Dès lors, il s’était lui-même rebaptisé Firmin. Le verlan pour infirme. Il était typiquement le
gamin malchanceux qui avait tout pris à la rigolade pour tenir le coup. Dans son village, tout
le monde le trouvait hilarant, et on le prenait souvent comme exemple de la joie de vivre.
Enfin un qui ne passe pas son temps à pleurer sur son sort… Et enfin une bonne raison pour
les gens bien portants de se sentir mieux dans leurs pompes. Pour vaincre la pitié des autres
et sa propre tristesse, Firmin avait redoublé d’énergie et d’humour, prenant tout son
entourage au dépourvu. Même les psys n’ont pas insisté. Et pourtant, il fallait bien qu’il lâche
du lest de temps en temps, il fallait bien qu’il exprime sa colère lorsqu’il se demandait
pourquoi il ne pouvait grimper aux arbres avec les autres enfants, pourquoi lui ne pouvait
atteindre les cimes miraculeuses où s’échangeaient secrets et baisers furtifs… La vierge
Marie sur le buffet ne répondait jamais. Alors, lorsque les nerfs du petit Firmin craquaient,
c’était pour sa mère. Pourquoi l’avait-elle fait comme ça ? Pourquoi n’avait-elle plus de mari
pour payer le docteur ? Et surtout, pourquoi racontait-on qu’elle s’était laissé tabasser par le
père pendant sa grossesse ? Toujours joyeux à l’école et au village, il était souvent d’humeur
noire quand il rentrait chez lui. Et c’était celle qui lui donnait le plus qui en recevait le moins.
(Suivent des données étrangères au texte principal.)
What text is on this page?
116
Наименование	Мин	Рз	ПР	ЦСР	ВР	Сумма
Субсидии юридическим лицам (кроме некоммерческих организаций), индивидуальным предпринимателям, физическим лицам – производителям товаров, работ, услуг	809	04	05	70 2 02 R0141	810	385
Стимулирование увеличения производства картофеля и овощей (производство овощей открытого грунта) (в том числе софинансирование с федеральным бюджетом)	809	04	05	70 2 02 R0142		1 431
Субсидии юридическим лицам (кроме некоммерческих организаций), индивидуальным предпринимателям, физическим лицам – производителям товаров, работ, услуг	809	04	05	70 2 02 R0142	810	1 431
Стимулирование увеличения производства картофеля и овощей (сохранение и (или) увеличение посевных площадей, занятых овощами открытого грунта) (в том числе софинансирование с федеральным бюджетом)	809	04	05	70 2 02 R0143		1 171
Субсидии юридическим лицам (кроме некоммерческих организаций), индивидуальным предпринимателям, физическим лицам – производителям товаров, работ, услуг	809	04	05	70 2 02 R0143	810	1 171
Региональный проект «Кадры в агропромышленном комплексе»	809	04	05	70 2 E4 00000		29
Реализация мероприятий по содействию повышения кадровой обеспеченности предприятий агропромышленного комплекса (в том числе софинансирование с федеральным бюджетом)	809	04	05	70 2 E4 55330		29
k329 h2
« Tu vois, c’est pour ça que je t’en parle… Un peu brutalement. Tu sais, un fautif, on en
trouve toujours, mais ça ne sert pas à grand chose. Une alliée comme ta mère, tu n’en
trouveras pas deux, et c’est ça qui te fera tenir le coup. Tu vois ? »
Je n’ai rien dit mais j’ai commencé à y réfléchir. Je n’étais pas convaincu de l’inutilité
d’un coupable, mais je comprenais ce qu’il voulait me dire. Firmin avait senti la rancœur
derrière mes mots. Du haut de ses dix ans d’infirmité, il savait mieux que moi la relation que
j’avais pu instaurer avec ma mère. Il devinait les mots durs qu’on ne retire pas, les regards
fuyants, les mercis qui n’arrivent jamais, les affronts cruels qui touchent en plein cœur. C’est
tellement facile de faire souffrir une mère ! Lui jeter ses erreurs en pleine figure est à
proprement parler un jeu d’enfant ! Moi-même je sais bien que, avec ou sans moi, Maman
passera toujours son temps à se reprocher ce qui ne va pas chez moi, au lieu de se
demander ce qu’elle a pu m’apporter durant vingt longues années…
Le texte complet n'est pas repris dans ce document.